It seems there is no error

michbens commented 2 years ago

I'm not sure this is a size issue. I checked the sizes and I get the following:

table CoreCfg
{
    coreCfgField1:CoreCfgField1_Sruct(id:0);       // ~ 1K
    coreCfgfield2:CoreCfgField2_Sruct(id:1);       // ~ 1K
    coreCfgfield3:CoreCfgField3_Sruct(id:2);       // ~ 1K
    staticCfg:StCfg.StaticCfg(id:3);               // ~ 4K
    coreCfgfield5:CoreCfgField5_Sruct(id:4);       // ~ 2K
    coreCfgfield6:CoreCfgField6_Table(id:5);       // ~ 92K
}

When CoreCfgField6_Table is a table containing 6 structs of the following sizes:

table CoreCfgField6_Table
{
    f1:S1;  // ~ 9K
    f2:S2;  // ~ 8K
    f3:S3;  // ~ 8K
    f4:S4;  // ~ 31K
    f5:S5;  // ~ 19K
    f6:S6;  // ~ 19K
}

So there is no structs more than 64K

mikkelfj commented 2 years ago

Thanks for data.

The problem is that the sum of the individual fields reach more than 64 KB. In your example f6 cannot be reached if it is stored last in the table.

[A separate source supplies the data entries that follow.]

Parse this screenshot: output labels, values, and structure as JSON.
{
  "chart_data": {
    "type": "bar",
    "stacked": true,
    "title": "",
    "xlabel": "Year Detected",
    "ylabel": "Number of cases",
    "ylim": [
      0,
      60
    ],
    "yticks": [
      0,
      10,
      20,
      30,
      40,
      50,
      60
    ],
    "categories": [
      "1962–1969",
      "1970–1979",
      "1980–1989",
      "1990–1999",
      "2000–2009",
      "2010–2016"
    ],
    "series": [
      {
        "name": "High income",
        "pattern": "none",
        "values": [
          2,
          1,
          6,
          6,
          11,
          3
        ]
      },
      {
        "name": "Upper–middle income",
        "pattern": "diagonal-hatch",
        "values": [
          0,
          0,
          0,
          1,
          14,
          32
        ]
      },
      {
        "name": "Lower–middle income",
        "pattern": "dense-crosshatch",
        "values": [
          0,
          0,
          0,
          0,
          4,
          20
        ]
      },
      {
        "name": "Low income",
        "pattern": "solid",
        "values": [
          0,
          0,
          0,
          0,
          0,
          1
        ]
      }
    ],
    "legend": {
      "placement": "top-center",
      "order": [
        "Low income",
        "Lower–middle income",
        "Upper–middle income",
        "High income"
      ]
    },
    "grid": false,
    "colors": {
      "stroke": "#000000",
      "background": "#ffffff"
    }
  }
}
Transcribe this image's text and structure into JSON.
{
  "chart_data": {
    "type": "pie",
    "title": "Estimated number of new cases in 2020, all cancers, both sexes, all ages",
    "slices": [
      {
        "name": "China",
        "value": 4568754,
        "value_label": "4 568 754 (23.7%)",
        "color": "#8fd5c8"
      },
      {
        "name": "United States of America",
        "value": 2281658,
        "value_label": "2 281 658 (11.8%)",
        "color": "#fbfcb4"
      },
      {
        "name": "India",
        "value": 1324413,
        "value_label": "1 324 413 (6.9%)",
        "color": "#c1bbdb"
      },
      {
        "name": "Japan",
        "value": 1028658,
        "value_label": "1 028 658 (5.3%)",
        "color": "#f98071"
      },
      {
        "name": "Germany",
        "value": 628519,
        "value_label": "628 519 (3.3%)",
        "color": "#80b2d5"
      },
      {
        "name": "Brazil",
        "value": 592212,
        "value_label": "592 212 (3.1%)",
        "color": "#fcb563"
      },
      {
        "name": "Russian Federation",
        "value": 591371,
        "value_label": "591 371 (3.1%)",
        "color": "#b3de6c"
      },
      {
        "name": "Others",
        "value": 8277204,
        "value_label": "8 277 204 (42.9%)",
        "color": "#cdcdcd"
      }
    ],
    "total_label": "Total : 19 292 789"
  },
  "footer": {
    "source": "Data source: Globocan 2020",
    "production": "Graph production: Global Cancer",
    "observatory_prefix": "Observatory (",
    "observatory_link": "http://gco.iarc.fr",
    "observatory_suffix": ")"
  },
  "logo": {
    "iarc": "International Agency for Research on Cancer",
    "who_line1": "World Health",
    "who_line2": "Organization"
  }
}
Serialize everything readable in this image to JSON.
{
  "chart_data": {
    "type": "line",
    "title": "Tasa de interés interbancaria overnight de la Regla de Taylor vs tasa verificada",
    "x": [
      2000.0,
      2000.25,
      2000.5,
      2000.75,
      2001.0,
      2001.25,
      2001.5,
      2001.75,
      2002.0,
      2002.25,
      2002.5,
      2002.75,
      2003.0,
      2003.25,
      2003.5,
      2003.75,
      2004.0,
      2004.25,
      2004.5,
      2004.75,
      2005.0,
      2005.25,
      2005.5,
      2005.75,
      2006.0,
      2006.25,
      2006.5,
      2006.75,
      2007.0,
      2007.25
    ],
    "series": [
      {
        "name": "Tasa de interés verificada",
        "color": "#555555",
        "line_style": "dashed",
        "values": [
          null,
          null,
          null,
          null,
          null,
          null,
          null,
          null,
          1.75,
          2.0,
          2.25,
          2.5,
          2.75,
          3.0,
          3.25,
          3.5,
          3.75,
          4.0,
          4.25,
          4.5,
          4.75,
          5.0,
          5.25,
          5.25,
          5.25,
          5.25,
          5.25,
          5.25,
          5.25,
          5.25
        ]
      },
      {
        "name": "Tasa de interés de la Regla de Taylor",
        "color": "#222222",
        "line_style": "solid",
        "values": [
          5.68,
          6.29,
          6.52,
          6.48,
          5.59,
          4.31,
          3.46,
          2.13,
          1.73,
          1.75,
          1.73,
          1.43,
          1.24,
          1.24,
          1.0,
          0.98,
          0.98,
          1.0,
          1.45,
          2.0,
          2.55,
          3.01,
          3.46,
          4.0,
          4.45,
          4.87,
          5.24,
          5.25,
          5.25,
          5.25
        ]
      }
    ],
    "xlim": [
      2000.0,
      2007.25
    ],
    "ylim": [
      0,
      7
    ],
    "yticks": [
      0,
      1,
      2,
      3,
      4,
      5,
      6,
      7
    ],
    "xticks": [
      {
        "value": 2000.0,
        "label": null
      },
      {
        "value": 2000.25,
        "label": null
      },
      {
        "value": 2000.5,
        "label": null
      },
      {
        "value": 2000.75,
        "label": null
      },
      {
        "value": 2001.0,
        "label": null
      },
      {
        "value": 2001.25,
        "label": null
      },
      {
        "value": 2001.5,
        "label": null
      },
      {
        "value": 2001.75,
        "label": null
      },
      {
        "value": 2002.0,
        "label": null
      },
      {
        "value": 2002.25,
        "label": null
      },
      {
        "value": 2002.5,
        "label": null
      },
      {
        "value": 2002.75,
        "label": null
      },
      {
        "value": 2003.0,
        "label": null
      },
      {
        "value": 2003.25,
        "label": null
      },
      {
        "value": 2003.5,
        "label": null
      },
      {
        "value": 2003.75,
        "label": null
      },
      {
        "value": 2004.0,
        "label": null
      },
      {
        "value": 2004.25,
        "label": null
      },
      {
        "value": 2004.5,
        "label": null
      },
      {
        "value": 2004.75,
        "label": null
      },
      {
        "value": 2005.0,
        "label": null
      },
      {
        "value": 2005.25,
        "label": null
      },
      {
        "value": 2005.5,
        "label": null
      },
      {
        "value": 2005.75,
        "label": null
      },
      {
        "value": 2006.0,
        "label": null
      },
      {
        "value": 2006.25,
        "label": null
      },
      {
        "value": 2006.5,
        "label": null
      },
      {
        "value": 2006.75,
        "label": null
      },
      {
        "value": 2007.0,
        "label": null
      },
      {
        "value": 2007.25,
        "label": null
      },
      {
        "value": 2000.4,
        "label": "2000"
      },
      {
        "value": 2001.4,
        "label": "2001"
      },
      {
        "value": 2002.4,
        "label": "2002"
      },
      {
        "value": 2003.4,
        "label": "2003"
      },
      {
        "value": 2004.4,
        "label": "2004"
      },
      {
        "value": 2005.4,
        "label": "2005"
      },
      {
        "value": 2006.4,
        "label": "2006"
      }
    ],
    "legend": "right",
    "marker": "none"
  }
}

The main problem is that vtable offsets are 2 bytes so they cannot point beyond that. But in principle the end of the last field could go beyond that. However, the table size is also stored in 2 bytes so at the very least the buffer should fail verification. Therefore the builder should also reject such large tables.

I am not sure why you do not get an error, but this area probably hasn't be used or tested much since you are not allowed to do it anyway.

My next suggestion:

Reduce the size of the table gradually until you get below 64 KB just for testing. Run the verifier on buffer each time you reduce, and see if you can confirm success once you below the limit.

If you can show the buffer is valid below 64 KB and if you also confirm that none of the data is corrupted (the verifier does not check everything), then:

1) you know where the problem with corruption is. 2) we need to figure out why flatcc does not produce an error.

We already know you are doing something wrong right now, but that does not rule out a bug in flatcc also.

I think the data you posted in the previous mail is interesting. Please keep the code for that project as is, even if you make changes. We might not to add more debugging to see if and where error reporting fails.

mikkelfj commented 2 years ago

To be clear:

CoreCfg has 1 field of size 92 KB, but that is a child table so it does not count. The problem is CoreCfgField6_Table because all the fields are structs, and they are all stored in the same place that must be less than 64 KB in total.

Also, the problem with maximum struct size is more C compiler issue than a FlatBuffer issue. In principle very large structs could be stored in vectors even if they do not fit in tables.

mikkelfj commented 2 years ago

I think I know why the error reporting fails:

The check in push_ds_table is only to see if the internal builder stack has enough space. If not, it allocates more memory. If that fails, it returns 0.

This is fine, but it doesn't check the table size, that is not the purpose of that check. Now, flatcc builder could add check for that, but I think it would just make the builder slower without any real value. Even if you violate the limit, you rarely check return codes because the builder only fails if it runs out of memory, or if it is used incorrectly.

So I think an error would be appropriate, but not worth runtime nor development effort.

This leaves us with you confirming that there is no problem when you go below 64 KB in a table.

michbens commented 2 years ago

If I change all CoreCfgField6_Table fields to tables it will be OK ?

mikkelfj commented 2 years ago

If I change all CoreCfgField6_Table fields to tables it will be OK ?

Yes, that should be fine, at least with the sizes you currently have.

mikkelfj commented 8 months ago

This is a bit too involved for me to test, but I added a runtime check to fail and optionally assert if the table is too large for the FlatBuffers voffset_t data type. I think this was the assumed root cause of this issue. Fixed in f8c346f .